I think that physicians would be confused by the use of a preselected non inferior here rather than using a statistically significant increase in mortality.

Here I believe p was .02 for mortality and p was .01 for reduced antibiotic duration.

Why does this difference render mortality non inferior and antibiotic duration superior.

What is the non-inferior state based on, statistically.

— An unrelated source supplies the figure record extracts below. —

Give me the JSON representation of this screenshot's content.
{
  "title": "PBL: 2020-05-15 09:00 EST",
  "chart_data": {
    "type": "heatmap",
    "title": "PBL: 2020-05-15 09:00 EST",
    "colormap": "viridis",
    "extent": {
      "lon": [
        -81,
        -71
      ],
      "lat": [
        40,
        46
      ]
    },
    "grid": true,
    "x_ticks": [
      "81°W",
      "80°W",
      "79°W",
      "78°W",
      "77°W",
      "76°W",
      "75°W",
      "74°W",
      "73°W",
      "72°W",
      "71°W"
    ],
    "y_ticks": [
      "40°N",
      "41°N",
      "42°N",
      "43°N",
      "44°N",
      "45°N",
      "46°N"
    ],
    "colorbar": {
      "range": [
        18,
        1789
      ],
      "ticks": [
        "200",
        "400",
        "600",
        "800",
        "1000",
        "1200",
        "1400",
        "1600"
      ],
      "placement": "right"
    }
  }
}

The non-inferiority p is calculated on almost the exact same basis as the superiority p, with 3 differences being that:

  1. Instead of the the null hypothesis being that the PCT-guided strategy has no effect (that is, absolute difference = 0), the value under the null hypothesis is instead your non-inferiority margin (that is, absolute difference = 5.4% increase in mortality).
    And so just as the superiority design aims to reject the null hypothesis of no effect (absolute difference = 0) if P < something, the non-inferiority design aims to reject the null hypothesis of inferiority (absolute difference = 5.4%) with a P < something

  2. An additional difference is that P-values for superiority tests are often two-sided (we don’t know whether the treatment is beneficial or harmful) whereas those for non-inferiority are often one-sided (we want to make sure the treatment is not worse than a pre-specified level of harm). There’s a good argument to make that superiority should also use a one-sided P-value, but that’s another discussion.

  3. The something needed to declare non-inferiority is sometimes set at 0.025 for non-inferiority (rather than the typical 0.05 for superiority studies).